Clinically, the time to discovery is very variable, from a few days to several years depending on the interventions [6]. The symptoms when present could range from sensation of a mass, abdominal pain, nausea, vomiting due to subocclusion, hematochezia, diarrhea, and signs like fever and weight loss.

Other reported outcomes include presence of intra-abdominal abscess, peritonitis, foul smelling vaginal discharge, chronic fistulae, and granulomas presenting as digestive tumors and digestive hemorrhage due to vascular lesions by the migrating object [7].
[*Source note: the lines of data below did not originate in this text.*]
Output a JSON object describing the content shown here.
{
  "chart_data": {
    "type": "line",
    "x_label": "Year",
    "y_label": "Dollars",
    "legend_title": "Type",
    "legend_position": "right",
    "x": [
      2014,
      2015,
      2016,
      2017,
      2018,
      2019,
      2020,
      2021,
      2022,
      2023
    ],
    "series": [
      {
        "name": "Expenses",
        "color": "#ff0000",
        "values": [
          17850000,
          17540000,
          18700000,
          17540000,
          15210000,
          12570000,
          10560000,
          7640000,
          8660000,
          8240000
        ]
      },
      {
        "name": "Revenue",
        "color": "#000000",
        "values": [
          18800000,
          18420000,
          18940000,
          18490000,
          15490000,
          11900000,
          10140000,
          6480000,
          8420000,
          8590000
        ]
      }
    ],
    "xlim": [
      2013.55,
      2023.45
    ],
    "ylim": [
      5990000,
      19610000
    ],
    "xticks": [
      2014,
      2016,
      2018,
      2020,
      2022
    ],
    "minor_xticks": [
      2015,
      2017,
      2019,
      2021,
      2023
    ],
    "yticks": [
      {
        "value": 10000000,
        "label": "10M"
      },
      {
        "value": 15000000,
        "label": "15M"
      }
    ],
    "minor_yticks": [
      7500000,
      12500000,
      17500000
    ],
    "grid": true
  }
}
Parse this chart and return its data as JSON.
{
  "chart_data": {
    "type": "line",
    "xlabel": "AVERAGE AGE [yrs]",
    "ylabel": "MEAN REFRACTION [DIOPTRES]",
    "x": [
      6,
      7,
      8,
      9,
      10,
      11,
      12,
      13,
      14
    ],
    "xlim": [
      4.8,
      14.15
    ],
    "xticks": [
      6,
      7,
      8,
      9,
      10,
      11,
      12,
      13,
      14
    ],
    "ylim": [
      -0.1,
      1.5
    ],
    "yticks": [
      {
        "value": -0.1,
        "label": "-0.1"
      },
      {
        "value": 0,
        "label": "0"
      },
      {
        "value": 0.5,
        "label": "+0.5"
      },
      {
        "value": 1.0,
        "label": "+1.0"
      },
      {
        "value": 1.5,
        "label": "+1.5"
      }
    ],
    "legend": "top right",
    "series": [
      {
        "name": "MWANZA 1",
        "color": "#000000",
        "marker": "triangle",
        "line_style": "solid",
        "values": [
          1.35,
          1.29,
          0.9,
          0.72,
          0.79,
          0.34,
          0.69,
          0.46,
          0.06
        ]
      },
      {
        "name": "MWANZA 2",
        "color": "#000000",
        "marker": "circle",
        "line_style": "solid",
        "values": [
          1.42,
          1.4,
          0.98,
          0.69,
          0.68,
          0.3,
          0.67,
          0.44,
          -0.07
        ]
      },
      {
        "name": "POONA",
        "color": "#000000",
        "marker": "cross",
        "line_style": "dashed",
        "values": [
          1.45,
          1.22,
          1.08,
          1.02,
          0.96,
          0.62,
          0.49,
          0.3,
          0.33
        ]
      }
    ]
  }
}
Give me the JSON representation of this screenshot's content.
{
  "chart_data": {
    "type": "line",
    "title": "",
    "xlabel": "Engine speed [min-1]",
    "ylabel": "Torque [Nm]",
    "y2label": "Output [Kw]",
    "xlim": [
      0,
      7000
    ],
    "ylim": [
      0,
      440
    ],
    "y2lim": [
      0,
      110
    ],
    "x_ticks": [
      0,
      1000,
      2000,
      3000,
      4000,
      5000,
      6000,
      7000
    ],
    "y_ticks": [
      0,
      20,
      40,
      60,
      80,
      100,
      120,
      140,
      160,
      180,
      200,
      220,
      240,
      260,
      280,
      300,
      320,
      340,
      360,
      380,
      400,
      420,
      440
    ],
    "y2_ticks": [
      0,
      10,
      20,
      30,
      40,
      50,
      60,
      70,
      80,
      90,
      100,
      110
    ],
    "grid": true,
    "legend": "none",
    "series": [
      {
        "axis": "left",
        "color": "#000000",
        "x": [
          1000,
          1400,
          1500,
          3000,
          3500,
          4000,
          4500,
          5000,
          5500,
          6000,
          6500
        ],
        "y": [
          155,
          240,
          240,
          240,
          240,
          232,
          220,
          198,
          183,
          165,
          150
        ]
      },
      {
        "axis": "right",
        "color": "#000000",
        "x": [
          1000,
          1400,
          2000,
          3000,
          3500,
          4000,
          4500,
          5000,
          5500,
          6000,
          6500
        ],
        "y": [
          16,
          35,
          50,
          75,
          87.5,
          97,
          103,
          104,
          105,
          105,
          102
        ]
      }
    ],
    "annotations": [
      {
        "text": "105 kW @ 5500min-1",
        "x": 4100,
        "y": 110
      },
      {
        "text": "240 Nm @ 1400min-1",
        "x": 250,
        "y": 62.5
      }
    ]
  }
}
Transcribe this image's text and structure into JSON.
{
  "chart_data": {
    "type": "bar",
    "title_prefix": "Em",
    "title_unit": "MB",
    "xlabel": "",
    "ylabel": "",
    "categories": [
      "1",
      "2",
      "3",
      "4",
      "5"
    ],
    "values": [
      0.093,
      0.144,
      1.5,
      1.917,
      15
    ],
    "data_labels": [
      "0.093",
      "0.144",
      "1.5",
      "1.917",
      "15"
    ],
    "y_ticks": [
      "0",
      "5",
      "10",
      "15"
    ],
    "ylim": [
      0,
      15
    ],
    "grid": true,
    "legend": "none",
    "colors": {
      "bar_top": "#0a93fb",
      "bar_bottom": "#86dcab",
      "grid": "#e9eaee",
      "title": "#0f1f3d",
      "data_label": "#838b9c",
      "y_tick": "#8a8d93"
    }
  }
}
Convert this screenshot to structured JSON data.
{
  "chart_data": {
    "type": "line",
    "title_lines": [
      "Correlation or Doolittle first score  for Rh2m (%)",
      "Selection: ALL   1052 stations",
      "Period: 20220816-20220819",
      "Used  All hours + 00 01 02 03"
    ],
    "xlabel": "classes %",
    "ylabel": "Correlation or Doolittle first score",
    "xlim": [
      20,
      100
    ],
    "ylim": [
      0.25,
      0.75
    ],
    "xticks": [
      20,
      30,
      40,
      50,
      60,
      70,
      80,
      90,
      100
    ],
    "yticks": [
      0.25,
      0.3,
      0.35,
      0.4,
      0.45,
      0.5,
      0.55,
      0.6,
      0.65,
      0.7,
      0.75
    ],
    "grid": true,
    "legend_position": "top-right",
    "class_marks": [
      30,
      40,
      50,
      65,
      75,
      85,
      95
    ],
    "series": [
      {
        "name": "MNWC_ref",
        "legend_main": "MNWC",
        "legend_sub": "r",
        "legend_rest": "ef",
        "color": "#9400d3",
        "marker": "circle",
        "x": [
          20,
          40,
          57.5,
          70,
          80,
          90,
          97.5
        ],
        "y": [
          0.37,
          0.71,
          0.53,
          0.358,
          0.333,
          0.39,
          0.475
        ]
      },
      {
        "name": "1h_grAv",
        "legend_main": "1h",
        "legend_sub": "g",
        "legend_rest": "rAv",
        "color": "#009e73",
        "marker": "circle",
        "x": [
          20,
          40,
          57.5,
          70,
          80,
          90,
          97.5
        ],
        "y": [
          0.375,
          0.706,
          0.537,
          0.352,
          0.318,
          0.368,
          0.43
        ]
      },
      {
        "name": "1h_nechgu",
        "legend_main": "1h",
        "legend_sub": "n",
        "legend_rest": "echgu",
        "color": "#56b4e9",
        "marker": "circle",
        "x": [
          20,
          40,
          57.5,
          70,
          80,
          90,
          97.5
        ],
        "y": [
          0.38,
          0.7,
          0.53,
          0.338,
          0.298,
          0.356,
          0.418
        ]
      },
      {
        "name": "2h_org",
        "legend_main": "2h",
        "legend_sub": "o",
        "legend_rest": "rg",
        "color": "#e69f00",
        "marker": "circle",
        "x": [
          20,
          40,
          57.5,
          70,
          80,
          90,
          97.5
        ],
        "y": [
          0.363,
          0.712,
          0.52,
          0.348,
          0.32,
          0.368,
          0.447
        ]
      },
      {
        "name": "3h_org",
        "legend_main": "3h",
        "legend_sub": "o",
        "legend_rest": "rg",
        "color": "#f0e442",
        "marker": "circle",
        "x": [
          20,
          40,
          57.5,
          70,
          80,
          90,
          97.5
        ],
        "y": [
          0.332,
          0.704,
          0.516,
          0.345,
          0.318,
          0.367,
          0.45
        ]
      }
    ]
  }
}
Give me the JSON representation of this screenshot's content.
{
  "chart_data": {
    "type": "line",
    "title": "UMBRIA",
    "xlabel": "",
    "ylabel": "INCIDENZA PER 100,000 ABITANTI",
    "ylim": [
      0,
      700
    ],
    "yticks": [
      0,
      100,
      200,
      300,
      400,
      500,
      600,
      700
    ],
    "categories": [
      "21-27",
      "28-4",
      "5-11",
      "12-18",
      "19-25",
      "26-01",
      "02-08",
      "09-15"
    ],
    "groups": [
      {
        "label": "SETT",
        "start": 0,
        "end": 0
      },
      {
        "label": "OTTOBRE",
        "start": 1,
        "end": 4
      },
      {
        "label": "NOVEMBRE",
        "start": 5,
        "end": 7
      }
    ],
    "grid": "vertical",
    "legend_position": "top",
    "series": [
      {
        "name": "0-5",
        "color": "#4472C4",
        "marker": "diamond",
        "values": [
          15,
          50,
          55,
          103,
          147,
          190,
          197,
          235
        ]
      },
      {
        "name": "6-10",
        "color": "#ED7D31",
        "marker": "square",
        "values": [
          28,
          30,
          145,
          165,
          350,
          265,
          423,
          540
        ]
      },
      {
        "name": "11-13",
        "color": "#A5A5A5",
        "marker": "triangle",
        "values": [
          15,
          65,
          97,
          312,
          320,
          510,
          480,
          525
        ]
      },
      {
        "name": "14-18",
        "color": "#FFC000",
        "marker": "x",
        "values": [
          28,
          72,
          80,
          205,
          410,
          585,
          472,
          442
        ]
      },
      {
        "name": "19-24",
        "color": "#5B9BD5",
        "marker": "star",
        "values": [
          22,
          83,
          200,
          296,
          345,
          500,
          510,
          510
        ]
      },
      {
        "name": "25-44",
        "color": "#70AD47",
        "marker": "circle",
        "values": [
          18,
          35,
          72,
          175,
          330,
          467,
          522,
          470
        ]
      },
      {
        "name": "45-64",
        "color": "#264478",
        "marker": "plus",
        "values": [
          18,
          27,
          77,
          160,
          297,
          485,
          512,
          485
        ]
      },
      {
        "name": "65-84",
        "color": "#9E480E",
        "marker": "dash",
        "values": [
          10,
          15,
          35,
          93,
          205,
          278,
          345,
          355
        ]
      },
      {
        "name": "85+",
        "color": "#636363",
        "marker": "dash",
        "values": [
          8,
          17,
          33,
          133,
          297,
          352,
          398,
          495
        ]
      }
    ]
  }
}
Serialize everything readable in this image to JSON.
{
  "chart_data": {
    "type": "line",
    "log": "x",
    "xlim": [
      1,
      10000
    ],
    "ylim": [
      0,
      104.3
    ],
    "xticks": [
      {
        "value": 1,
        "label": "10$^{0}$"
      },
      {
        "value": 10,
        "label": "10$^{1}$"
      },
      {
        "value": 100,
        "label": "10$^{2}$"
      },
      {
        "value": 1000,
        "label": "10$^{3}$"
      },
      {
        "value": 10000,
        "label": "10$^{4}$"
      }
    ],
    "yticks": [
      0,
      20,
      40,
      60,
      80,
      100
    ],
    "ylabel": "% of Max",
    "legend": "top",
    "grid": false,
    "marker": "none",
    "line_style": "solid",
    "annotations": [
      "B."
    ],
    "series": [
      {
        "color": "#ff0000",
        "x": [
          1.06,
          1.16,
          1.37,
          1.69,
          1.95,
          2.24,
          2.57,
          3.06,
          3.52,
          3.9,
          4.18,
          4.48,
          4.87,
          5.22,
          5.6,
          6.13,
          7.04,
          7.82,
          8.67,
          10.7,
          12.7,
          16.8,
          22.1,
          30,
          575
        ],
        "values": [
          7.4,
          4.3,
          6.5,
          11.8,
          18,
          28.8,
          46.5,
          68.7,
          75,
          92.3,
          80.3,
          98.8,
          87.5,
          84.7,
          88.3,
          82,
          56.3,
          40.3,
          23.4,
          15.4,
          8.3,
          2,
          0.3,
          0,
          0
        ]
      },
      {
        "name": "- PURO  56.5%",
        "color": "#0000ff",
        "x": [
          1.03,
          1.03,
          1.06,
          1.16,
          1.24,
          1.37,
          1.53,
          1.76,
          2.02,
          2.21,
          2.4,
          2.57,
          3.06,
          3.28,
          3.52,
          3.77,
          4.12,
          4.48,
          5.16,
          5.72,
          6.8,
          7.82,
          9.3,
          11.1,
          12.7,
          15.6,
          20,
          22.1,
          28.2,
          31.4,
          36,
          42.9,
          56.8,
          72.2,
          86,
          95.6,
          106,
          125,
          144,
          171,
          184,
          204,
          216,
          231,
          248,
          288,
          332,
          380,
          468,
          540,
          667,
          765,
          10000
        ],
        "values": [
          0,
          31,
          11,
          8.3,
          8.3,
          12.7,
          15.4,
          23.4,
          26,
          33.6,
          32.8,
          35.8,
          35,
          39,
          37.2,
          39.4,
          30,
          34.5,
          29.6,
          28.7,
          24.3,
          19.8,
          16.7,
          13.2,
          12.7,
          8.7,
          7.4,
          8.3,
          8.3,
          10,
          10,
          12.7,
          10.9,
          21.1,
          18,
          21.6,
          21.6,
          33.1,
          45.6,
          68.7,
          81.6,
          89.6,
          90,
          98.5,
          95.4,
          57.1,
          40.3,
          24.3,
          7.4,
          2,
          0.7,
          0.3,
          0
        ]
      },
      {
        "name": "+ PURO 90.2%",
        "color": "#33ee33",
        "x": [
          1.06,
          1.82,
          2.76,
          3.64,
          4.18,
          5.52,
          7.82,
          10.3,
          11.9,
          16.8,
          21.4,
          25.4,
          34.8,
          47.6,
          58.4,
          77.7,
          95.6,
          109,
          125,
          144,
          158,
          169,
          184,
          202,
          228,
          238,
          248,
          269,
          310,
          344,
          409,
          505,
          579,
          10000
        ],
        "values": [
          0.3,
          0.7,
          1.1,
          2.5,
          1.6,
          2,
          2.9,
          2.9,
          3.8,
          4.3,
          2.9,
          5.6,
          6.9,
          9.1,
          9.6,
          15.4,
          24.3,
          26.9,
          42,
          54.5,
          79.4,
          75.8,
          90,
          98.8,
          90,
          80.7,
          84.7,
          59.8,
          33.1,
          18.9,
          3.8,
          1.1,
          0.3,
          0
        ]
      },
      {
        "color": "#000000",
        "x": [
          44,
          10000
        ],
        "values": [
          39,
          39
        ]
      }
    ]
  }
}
Our patient was asymptomatic; the foreign body was discovered incidentally during a laparoscopy for secondary infertility of tubal origin. Removal of such objects is recommended because of the risk of injury to nearby organs or severe inflammatory reaction [6]. Usually it is found floating in the pouch of Douglas or buried in thick adhesion with the sigmoid colon and omentum like in our case. Laparoscopy is the best curative approach. This was carried out in our patient, though initially planned for a different indication. In case of difficulty or failure, laparoscopy could eventually be converted into laparotomy.

4. Conclusion

Uterine perforation is a common complication of unsafe abortion. It can be caused by a plastic catheter like in this case. If the catheter is left in place, it is taken up and migrates into the peritoneal cavity. It is therefore necessary for providers to be well trained about the abortion procedure and to patients to be well informed of the details of such procedures and all incidental happenings.

Conflicts of Interest

The authors declare no conflicts of interest.

Authors’ Contributions

Dr. Ngandji operated on the patient, followed up the patient postoperatively, and wrote the manuscript. Dr. Ngo Um followed up the patient postoperatively and corrected the manuscript. Dr. Fokom Domgue revised the manuscript. Dr. Wandji revised the manuscript. Pr Foumane operated the patient and supervised the manuscript writing. All the authors have read and approved the final version of the manuscript.